In a real estate setting, dual tracking refers to processes where a mortgage provider simultaneously pursues a foreclosure on the home while reviewing the homeowner’s loan modification application. In most cases, this is not a favorable situation for the borrower, as there is a fair amount of uncertainty involved. For instance, suppose a person has an application for a loan modification pending. They may be surprised or shocked if they receive notice of foreclosure just before they receive an update on their loan.

In the past, dual tracking was allowed, especially where the borrower was aware that both processes were occurring at the same time (the foreclosure proceeding and the loan modification). However, most of the time, these ended up in foreclosure. Currently, many laws regulate and prohibit dual tracking in a mortgage loan context.

Is Dual Tracking Illegal?

Several laws regulate dual tracking arrangements, and many states such as California and Nevada prohibit dual tracking. Such laws may provide protections such as:

  • Requiring that foreclosure proceedings be stopped or paused if a mortgage loan modification application is submitted for consideration; the foreclosure proceedings must remain stopped until the modification application has been sufficiently reviewed
  • Prohibiting foreclosure proceedings from beginning if there is a loan modification application already being processed
  • Prohibiting foreclosure from beginning until the loan is a certain amount of time delinquent (thereby giving the borrower sufficient time to apply for loan modification or forgiveness)
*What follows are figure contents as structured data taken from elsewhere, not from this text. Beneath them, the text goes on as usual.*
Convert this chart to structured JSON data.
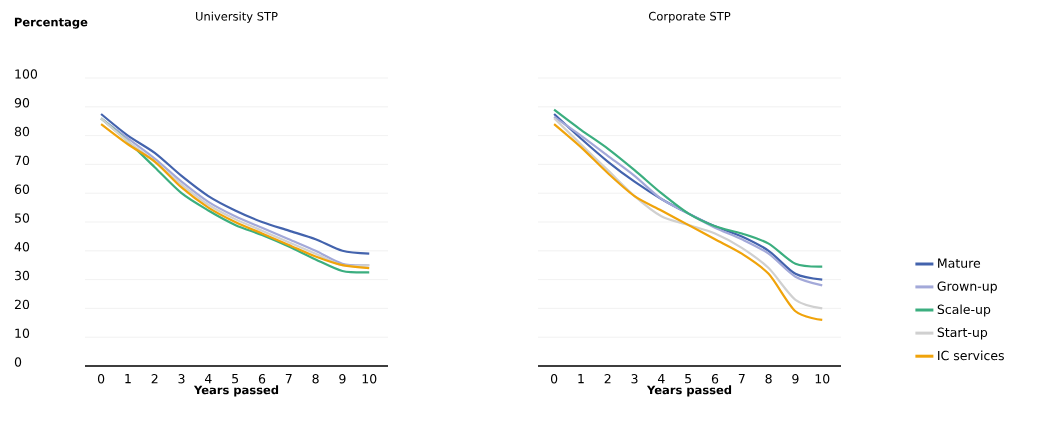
{
  "chart_data": [
    {
      "type": "line",
      "title": "University STP",
      "ylabel": "Percentage",
      "xlabel": "Years passed",
      "x": [
        0,
        1,
        2,
        3,
        4,
        5,
        6,
        7,
        8,
        9,
        10
      ],
      "xlim": [
        -0.6,
        10.7
      ],
      "xticks": [
        0,
        1,
        2,
        3,
        4,
        5,
        6,
        7,
        8,
        9,
        10
      ],
      "ylim": [
        0,
        100
      ],
      "yticks": [
        0,
        10,
        20,
        30,
        40,
        50,
        60,
        70,
        80,
        90,
        100
      ],
      "grid": "y",
      "legend": false,
      "series": [
        {
          "color": "#4363ad",
          "values": [
            87.5,
            80,
            74,
            66,
            59,
            54,
            50,
            47,
            44,
            40,
            39
          ]
        },
        {
          "color": "#a3a9d9",
          "values": [
            86,
            79,
            72,
            64,
            57,
            52,
            48,
            44,
            40,
            35.5,
            35
          ]
        },
        {
          "color": "#3bae7f",
          "values": [
            86,
            78,
            69,
            60,
            54,
            49,
            45.5,
            41.5,
            37,
            33,
            32.5
          ]
        },
        {
          "color": "#d0d0d0",
          "values": [
            86,
            78,
            71,
            63,
            56,
            51,
            47,
            43,
            39,
            35,
            35
          ]
        },
        {
          "color": "#f0a30a",
          "values": [
            84,
            77,
            71,
            62,
            55,
            50,
            46,
            42,
            38,
            35,
            34
          ]
        }
      ]
    },
    {
      "type": "line",
      "title": "Corporate STP",
      "xlabel": "Years passed",
      "x": [
        0,
        1,
        2,
        3,
        4,
        5,
        6,
        7,
        8,
        9,
        10
      ],
      "xlim": [
        -0.6,
        10.7
      ],
      "xticks": [
        0,
        1,
        2,
        3,
        4,
        5,
        6,
        7,
        8,
        9,
        10
      ],
      "ylim": [
        0,
        100
      ],
      "yticks": [
        0,
        10,
        20,
        30,
        40,
        50,
        60,
        70,
        80,
        90,
        100
      ],
      "grid": "y",
      "legend": "right",
      "tick_labels": "x",
      "series": [
        {
          "name": "Mature",
          "color": "#4363ad",
          "values": [
            87.5,
            79,
            71,
            64,
            58,
            53,
            48.5,
            45,
            40,
            32,
            30
          ]
        },
        {
          "name": "Grown-up",
          "color": "#a3a9d9",
          "values": [
            86.5,
            80,
            73,
            66,
            58,
            53,
            48,
            44,
            39,
            31,
            28
          ]
        },
        {
          "name": "Scale-up",
          "color": "#3bae7f",
          "values": [
            89,
            82,
            75.5,
            68,
            60,
            53,
            48.5,
            46,
            42.5,
            35.5,
            34.5
          ]
        },
        {
          "name": "Start-up",
          "color": "#d0d0d0",
          "values": [
            86,
            77,
            68,
            59,
            52,
            49,
            46,
            41,
            34,
            23,
            20
          ]
        },
        {
          "name": "IC services",
          "color": "#f0a30a",
          "values": [
            84,
            76,
            67,
            59,
            54,
            49,
            44,
            39,
            32,
            19,
            16
          ]
        }
      ]
    }
  ]
}
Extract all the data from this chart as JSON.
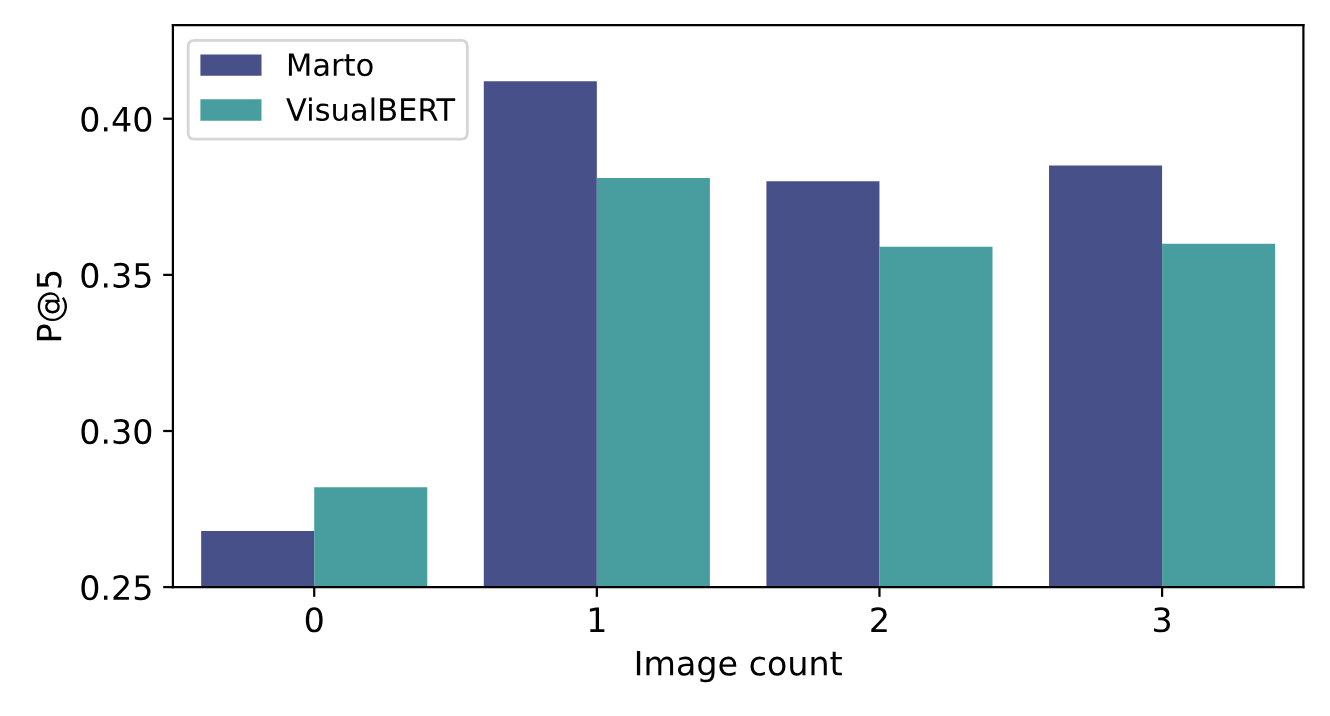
{
  "chart_data": {
    "type": "bar",
    "xlabel": "Image count",
    "ylabel": "P@5",
    "categories": [
      "0",
      "1",
      "2",
      "3"
    ],
    "series": [
      {
        "name": "Marto",
        "color": "#48508a",
        "values": [
          0.268,
          0.412,
          0.38,
          0.385
        ]
      },
      {
        "name": "VisualBERT",
        "color": "#489e9e",
        "values": [
          0.282,
          0.381,
          0.359,
          0.36
        ]
      }
    ],
    "ylim": [
      0.25,
      0.43
    ],
    "yticks": [
      {
        "value": 0.25,
        "label": "0.25"
      },
      {
        "value": 0.3,
        "label": "0.30"
      },
      {
        "value": 0.35,
        "label": "0.35"
      },
      {
        "value": 0.4,
        "label": "0.40"
      }
    ],
    "legend": "top left",
    "grid": false
  }
}
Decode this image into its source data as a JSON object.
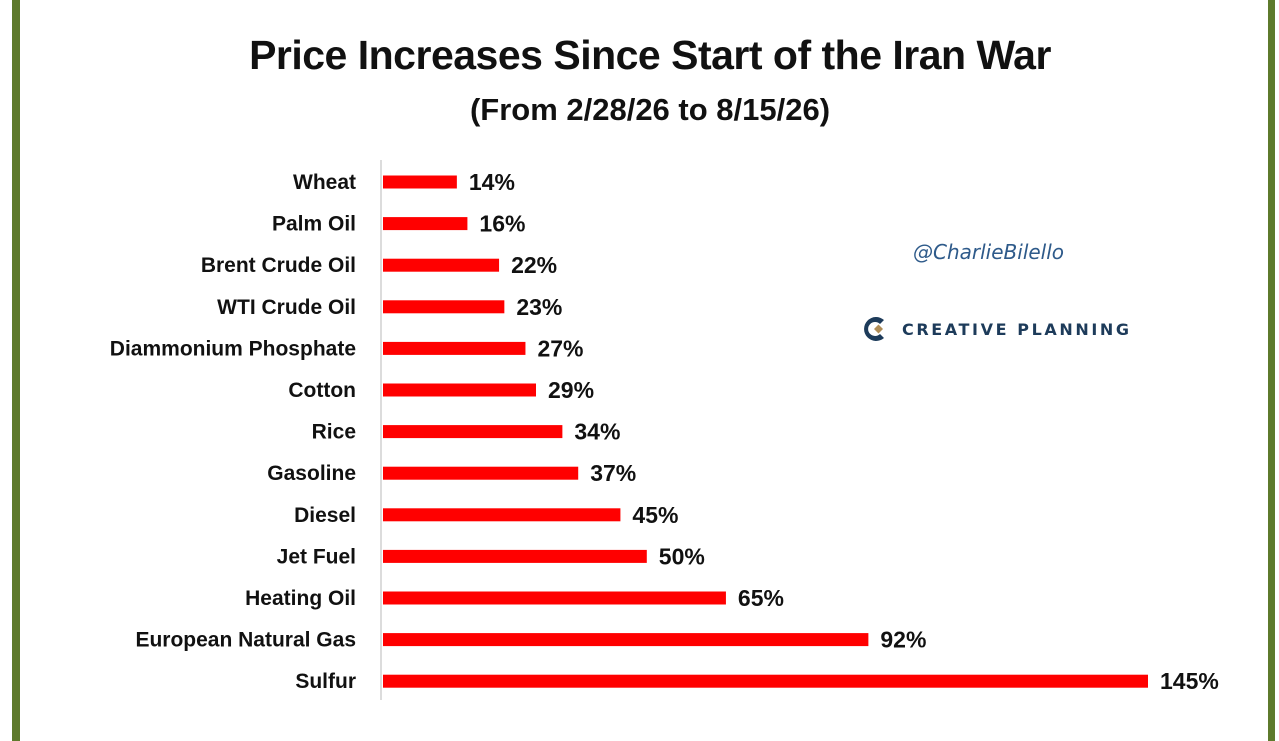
{
  "chart_data": {
    "type": "bar",
    "orientation": "horizontal",
    "title": "Price Increases Since Start of the Iran War",
    "subtitle": "(From 2/28/26 to 8/15/26)",
    "categories": [
      "Wheat",
      "Palm Oil",
      "Brent Crude Oil",
      "WTI Crude Oil",
      "Diammonium Phosphate",
      "Cotton",
      "Rice",
      "Gasoline",
      "Diesel",
      "Jet Fuel",
      "Heating Oil",
      "European Natural Gas",
      "Sulfur"
    ],
    "values": [
      14,
      16,
      22,
      23,
      27,
      29,
      34,
      37,
      45,
      50,
      65,
      92,
      145
    ],
    "value_labels": [
      "14%",
      "16%",
      "22%",
      "23%",
      "27%",
      "29%",
      "34%",
      "37%",
      "45%",
      "50%",
      "65%",
      "92%",
      "145%"
    ],
    "xlim": [
      0,
      145
    ],
    "grid": false,
    "bar_color": "#ff0000"
  },
  "watermark": "@CharlieBilello",
  "brand": {
    "name": "CREATIVE PLANNING",
    "logo_icon": "creative-planning-logo-icon"
  },
  "colors": {
    "frame": "#5e7a2c",
    "bar": "#ff0000",
    "text": "#111111",
    "watermark": "#2e5a8a",
    "brand": "#1d3b5a"
  }
}
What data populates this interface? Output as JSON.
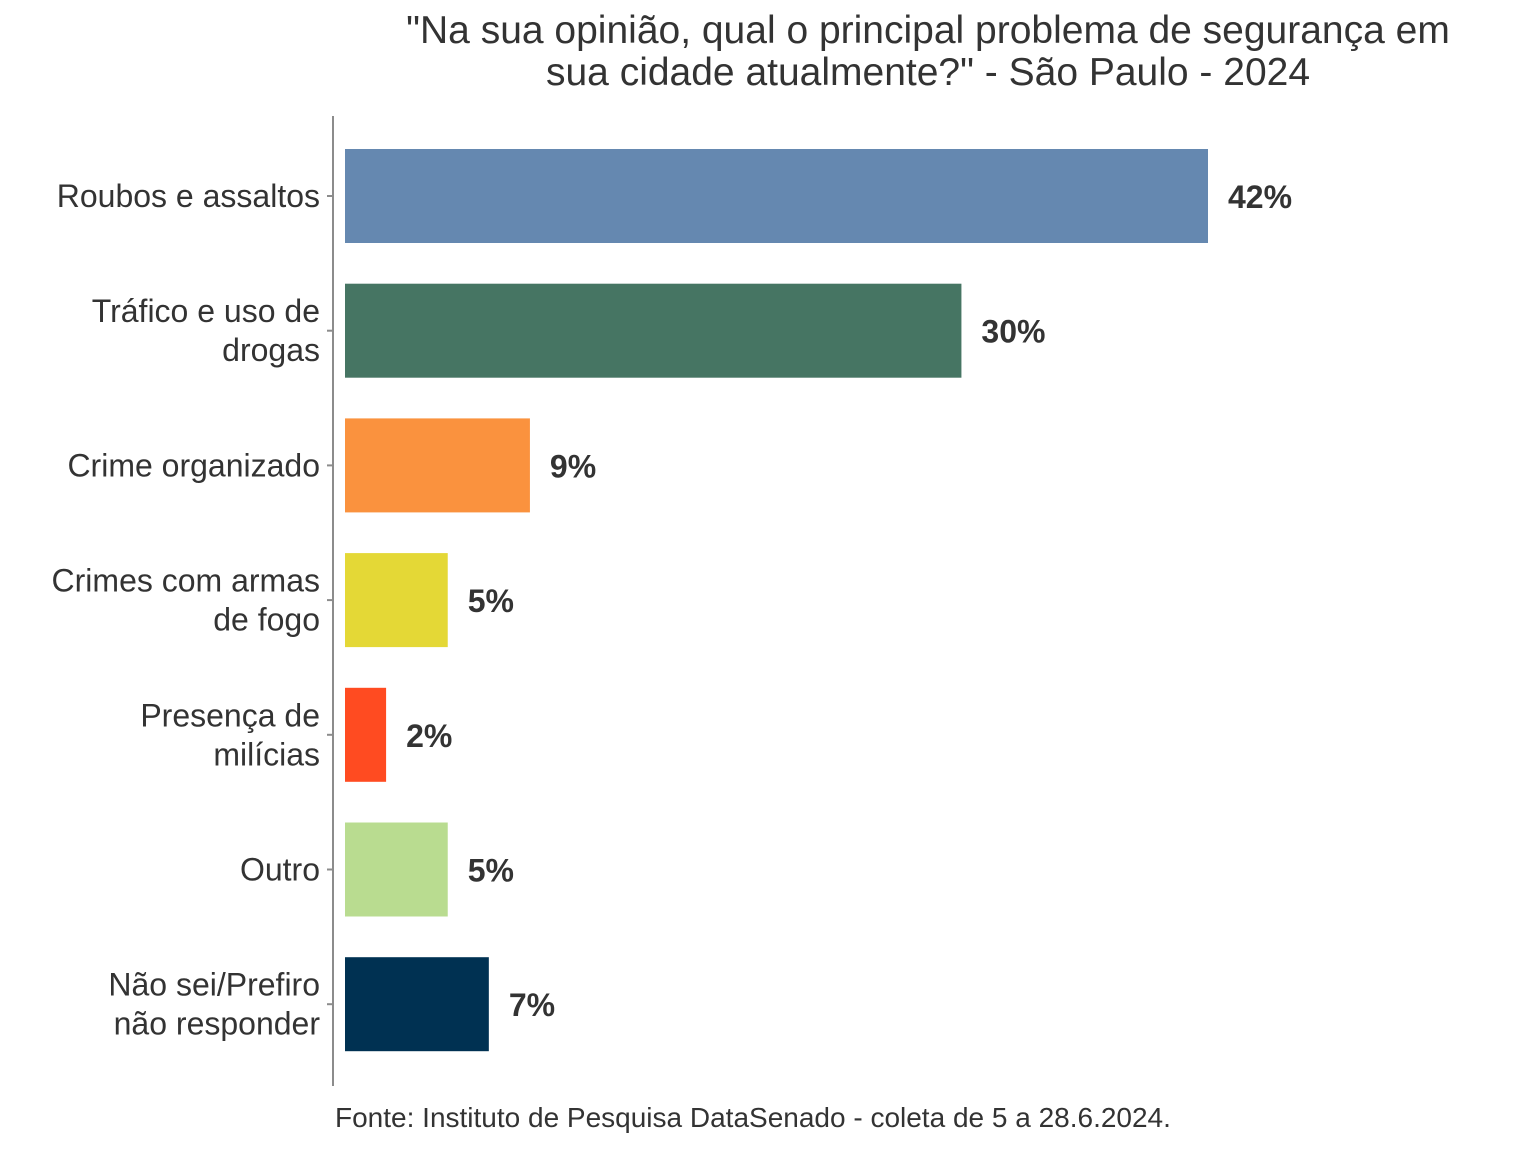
{
  "chart_data": {
    "type": "bar",
    "orientation": "horizontal",
    "title_lines": [
      "\"Na sua opinião, qual o principal problema de segurança em",
      "sua cidade atualmente?\" - São Paulo - 2024"
    ],
    "categories": [
      [
        "Roubos e assaltos"
      ],
      [
        "Tráfico e uso de",
        "drogas"
      ],
      [
        "Crime organizado"
      ],
      [
        "Crimes com armas",
        "de fogo"
      ],
      [
        "Presença de",
        "milícias"
      ],
      [
        "Outro"
      ],
      [
        "Não sei/Prefiro",
        "não responder"
      ]
    ],
    "values": [
      42,
      30,
      9,
      5,
      2,
      5,
      7
    ],
    "value_labels": [
      "42%",
      "30%",
      "9%",
      "5%",
      "2%",
      "5%",
      "7%"
    ],
    "colors": [
      "#6588B0",
      "#467563",
      "#FA923E",
      "#E4D836",
      "#FF4B21",
      "#B9DC90",
      "#003152"
    ],
    "unit": "%",
    "xlabel": "",
    "ylabel": "",
    "xlim": [
      0,
      42
    ],
    "grid": false,
    "legend": "none",
    "source": "Fonte: Instituto de Pesquisa DataSenado - coleta de 5 a 28.6.2024."
  }
}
Dual tracking is especially of concern where the borrower is not aware of the foreclosure process, or where fraud, deceit, or misrepresentation are involved in the arrangement.

Are There any Legal Consequences for Dual Tracking Foreclosure Issues?

Dual tracking in a loan context can lead to various legal consequences. For instance, if fraud is involved, the lender may be required to pay any damages for losses caused by the fraud.

In other cases, it may be possible to obtain an injunction to stop the foreclosure process from occurring. Of course, legal remedies and consequences will depend on the facts and circumstances, as well as the state laws involved (not all states have laws for dual tracking).

Do I Need a Lawyer for Assistance with a Dual Tracking Legal Claim?

Dual tracking is a serious legal issue and can involve some complex real estate legal issues. You may need to hire a real estate lawyer in your area if you need any assistance with dual tracking foreclosure issues. Your attorney can provide you with legal research to determine what your legal rights are under the laws of your state. If you need to file a lawsuit and appear in court, your attorney can provide you with guidance and representation during those times.